Jake: Hey, you're watching Jake and Amir.
Amir: 3, 2, 1. Hi, you're jo— Uh, you're, oh, sorry.
Jake: We already started.
Amir: Okay.
Jake: All right, let's try this again. Recording the podcast, take two.
Amir: Sweet. Should be easy. I like to be relaxed, conversational. I'll insert myself when necessary.
Jake: All right, thank you. I'll just take us in. Hey, and welcome to the show.
Amir: Should I? What?
Jake: Hey, I'm Jake.
Amir: I'm pussy, or I'm a pussy. Basically, shout out to the Joe Reagan nation. I'm trying to appeal to the broadest—
Jake: Can you relax, please?
Amir: Yeah.
Jake: Just calm down.
Amir: Yeah.
Jake: Joe Reagan?
Amir: Nation.
Jake: Are you done? Are you close to being done? So I'm on the phone.
Amir: Should we do any ads?
Jake: We don't have any ads.
Amir: I actually already sold a spot to my cousin Leron. Pretty good CPM too.
Jake: What's a CPM?
Amir: Cost per million, ever heard about it?
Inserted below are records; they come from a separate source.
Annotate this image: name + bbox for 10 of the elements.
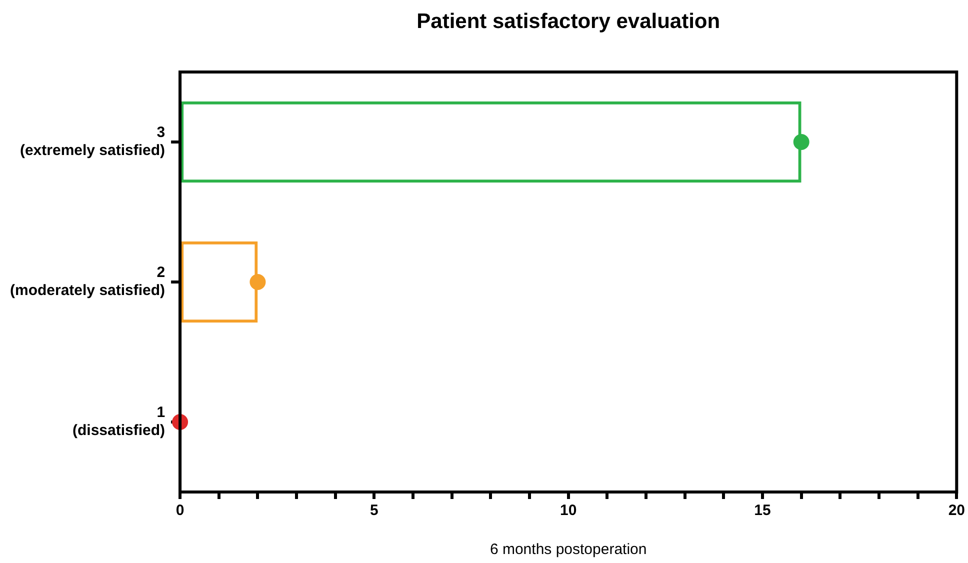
y-tick-label: 2 (moderately satisfied) [10, 264, 166, 300]
y-tick-label: 3 (extremely satisfied) [20, 124, 166, 160]
x-tick-label: 15 [754, 502, 771, 520]
x-tick-label: 20 [948, 502, 965, 520]
x-tick-label: 0 [176, 502, 184, 520]
y-tick-label: 1 (dissatisfied) [72, 404, 166, 440]
x-tick-label: 5 [370, 502, 378, 520]
x-axis-title: 6 months postoperation [490, 541, 647, 558]
chart-title: Patient satisfactory evaluation [416, 10, 720, 33]
x-tick-label: 10 [560, 502, 577, 520]
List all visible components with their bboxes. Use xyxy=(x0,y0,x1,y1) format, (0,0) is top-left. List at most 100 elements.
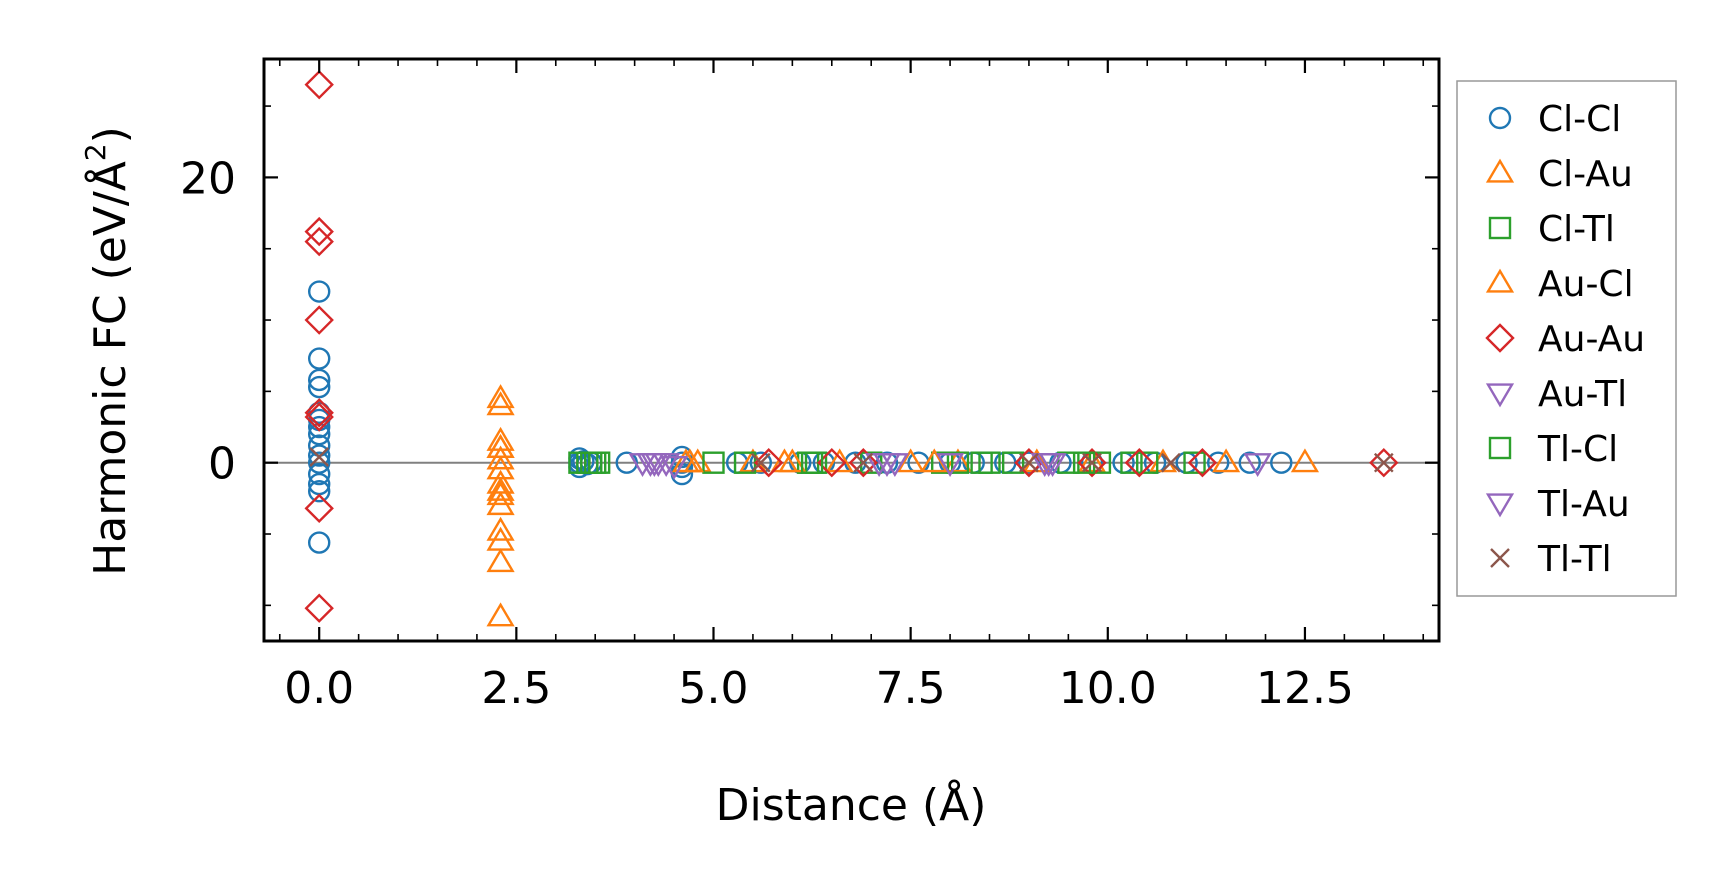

So I get paid $40 every time I mention his laser taggeria to a hundred thousand listeners.
Jake: I think your math is way off and you do need to calm down.
Amir: I am.
Jake: Oh, you want to talk about our weekends?
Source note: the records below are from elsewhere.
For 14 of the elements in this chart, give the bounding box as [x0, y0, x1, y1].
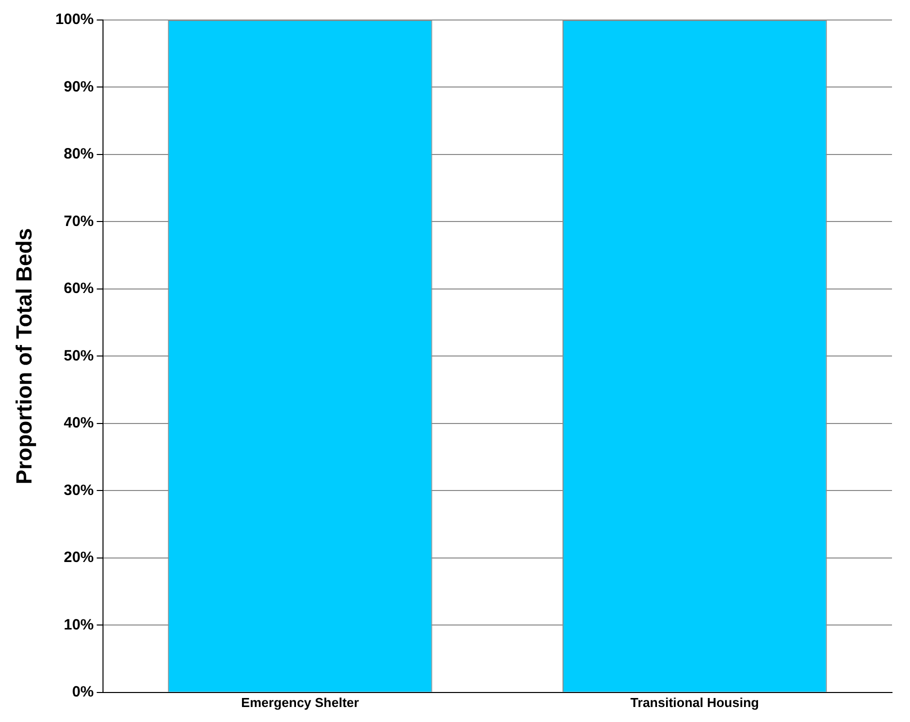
y-axis-title: Proportion of Total Beds: [11, 228, 36, 484]
y-tick-label: 50%: [64, 347, 94, 364]
y-tick-label: 70%: [64, 212, 94, 230]
y-tick-label: 20%: [64, 549, 94, 566]
y-tick-label: 60%: [64, 280, 94, 298]
y-tick-label: 100%: [55, 11, 94, 28]
y-tick-label: 80%: [64, 146, 94, 163]
y-tick-label: 30%: [64, 482, 94, 499]
y-tick-label: 40%: [64, 414, 94, 432]
y-tick-label: 10%: [64, 616, 94, 634]
y-tick-label: 0%: [72, 684, 94, 701]
y-tick-label: 90%: [64, 78, 94, 96]
x-tick-label: Transitional Housing: [630, 694, 760, 710]
x-tick-label: Emergency Shelter: [241, 694, 359, 710]
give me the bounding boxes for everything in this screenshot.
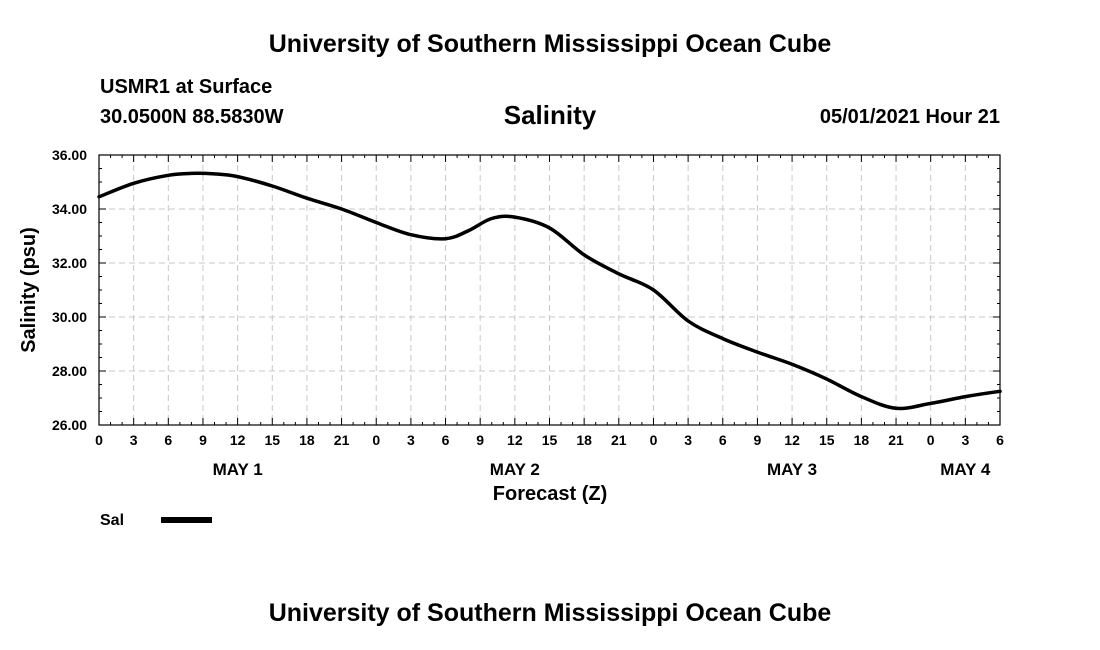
x-tick-label: 9: [754, 432, 762, 448]
date-label: MAY 4: [940, 460, 991, 479]
coordinates-label: 30.0500N 88.5830W: [100, 106, 284, 128]
x-tick-label: 9: [476, 432, 484, 448]
date-label: MAY 3: [767, 460, 817, 479]
gridlines: [99, 155, 1000, 425]
x-tick-label: 12: [784, 432, 800, 448]
series-line-sal: [97, 171, 1002, 411]
x-tick-label: 18: [299, 432, 315, 448]
x-tick-label: 3: [961, 432, 969, 448]
x-tick-label: 18: [576, 432, 592, 448]
y-tick-label: 34.00: [52, 201, 87, 217]
y-axis-label: Salinity (psu): [18, 227, 40, 353]
x-axis-tick-labels: 0 3 6 9 12 15 18 21 0 3 6 9 12 15 18 21 0 3 6 9 12 15 18 21 0 3 6: [95, 432, 1004, 448]
x-tick-label: 12: [507, 432, 523, 448]
x-tick-label: 12: [230, 432, 246, 448]
y-tick-label: 26.00: [52, 417, 87, 433]
x-tick-label: 6: [442, 432, 450, 448]
date-label: MAY 1: [213, 460, 263, 479]
variable-title: Salinity: [503, 100, 597, 130]
plot-frame: [98, 154, 1001, 426]
legend-label: Sal: [100, 512, 124, 529]
page-title-top: University of Southern Mississippi Ocean…: [268, 30, 832, 58]
x-tick-label: 9: [199, 432, 207, 448]
date-labels: MAY 1 MAY 2 MAY 3 MAY 4: [213, 460, 991, 479]
forecast-datetime: 05/01/2021 Hour 21: [819, 106, 1000, 128]
x-tick-label: 15: [542, 432, 558, 448]
date-label: MAY 2: [490, 460, 540, 479]
x-tick-label: 3: [130, 432, 138, 448]
y-tick-label: 30.00: [52, 309, 87, 325]
page-title-bottom: University of Southern Mississippi Ocean…: [268, 599, 832, 627]
x-tick-label: 6: [719, 432, 727, 448]
x-tick-label: 15: [819, 432, 835, 448]
x-tick-label: 3: [407, 432, 415, 448]
x-tick-label: 0: [95, 432, 103, 448]
x-tick-label: 21: [888, 432, 904, 448]
station-label: USMR1 at Surface: [100, 76, 273, 98]
x-tick-label: 6: [164, 432, 172, 448]
x-tick-label: 6: [996, 432, 1004, 448]
y-tick-label: 36.00: [52, 147, 87, 163]
x-tick-label: 3: [684, 432, 692, 448]
y-tick-label: 28.00: [52, 363, 87, 379]
x-axis-label: Forecast (Z): [493, 483, 607, 505]
x-tick-label: 18: [854, 432, 870, 448]
x-tick-label: 21: [334, 432, 350, 448]
y-tick-label: 32.00: [52, 255, 87, 271]
x-tick-label: 15: [264, 432, 280, 448]
x-tick-label: 0: [927, 432, 935, 448]
x-tick-label: 0: [372, 432, 380, 448]
y-axis-tick-labels: 26.00 28.00 30.00 32.00 34.00 36.00: [52, 147, 87, 433]
x-tick-label: 21: [611, 432, 627, 448]
x-tick-label: 0: [650, 432, 658, 448]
Amir: I'm just going to sit back and wait till you get canceled, man.
Jake: You're a bad co-host.
Amir: Line. What do I say to that, improv-wise?
Jake: Oh, by the way, what did you think of "Dune"?
Amir: We should get guests, like famous guests, to raise the bar.
Jake: Can you stop doing like production notes mid-episode? All right, save this for in between the episodes.
Amir: That's funny.
Jake: No, it's not.
Amir: Line.
Jake: So I go to pick up the order.
Amir: Did you like my joke earlier?
Jake: What joke?
Amir: The one about my name being pussy, or being a pussy or something. Shout out to the Joe Reagan nation.
Jake: No, I didn't like that joke.
Amir: I'm saying you can have it if you want. The delivery just has to be good.
Jake: Okay.
Amir: The delivery actually has to be great.
Jake: Hey! Oh, we should say don't forget to rate and subscribe.
Amir: Don't for rate— hey guys, don't for rate to rate and subscribe.
Jake: That's not what I said.
Amir: I got it, I got it. Don't for rate to rate, or sorry. 3, 2, 1. We should do a live show.
Jake: Of what?
Amir: This pod.
Jake: We started it fucking 90 seconds ago, okay? And all you've done is say that you're a pussy and try to kill me. The podcast barely exists.
Amir: We could sell out MSG, I'm serious. The energy would be insane.
Jake: Yeah, it would be insane because you are insane.
Amir: Do not say that about me. You know that I'm thin skinned and that I do not own a Garmin. Don't forate to rate like JFK. No, I got it. Ready? Here we go. Don't forget to reply. I'm sorry. 3, 2, 1. Don't forate to rate.
Jake: It's fine.
Amir: Don't forate, or don't forget to reply.
Jake: Subscribe.
Amir: To what?
Jake: Okay, here, I will just write it down.
Amir: Okay.
Jake: Just read this.
Amir: Don't forate to rate and reply.
Jake: Why are you looking away?
Amir: Because I'm nervous as shit. You're like judging me right now and it's really starting to freak me out.
Jake: I am judging you.
Amir: Because I don't have a fucking Garmin.
Jake: I'm telling you, man.
Amir: Yeah.
Jake: We have it already.
Amir: I agree.
Jake: I said it right.
Amir: Okay, let me just get it once for safety. Do not forate don't forget to forate and reply— Now it sounds like just noises. "Don't for rate to rate" Ready? For rate. For rate. For rate.
Jake: Sorry, why are you drilling the wrong word into your head?
Amir: So I know what to avoid on the day. Ready? Watch this. Don't for rate—
Jake: Yeah, I knew what you were going to say. Repeat after me, okay? "Don't"
Amir: "don't"
Jake: "forget"
Amir: "for rate" I feel like I have this brain fart, or my ego won't let me get in the way and it's turning into like a speech impediment somehow because you kept hammering home the Garmin issue.
Jake: Let's just throw it away. It means nothing.
Amir: Don't forate. Jake come back. I think I'm ready to say it. I think I'm ready to say "Don't forate to rate." Shit!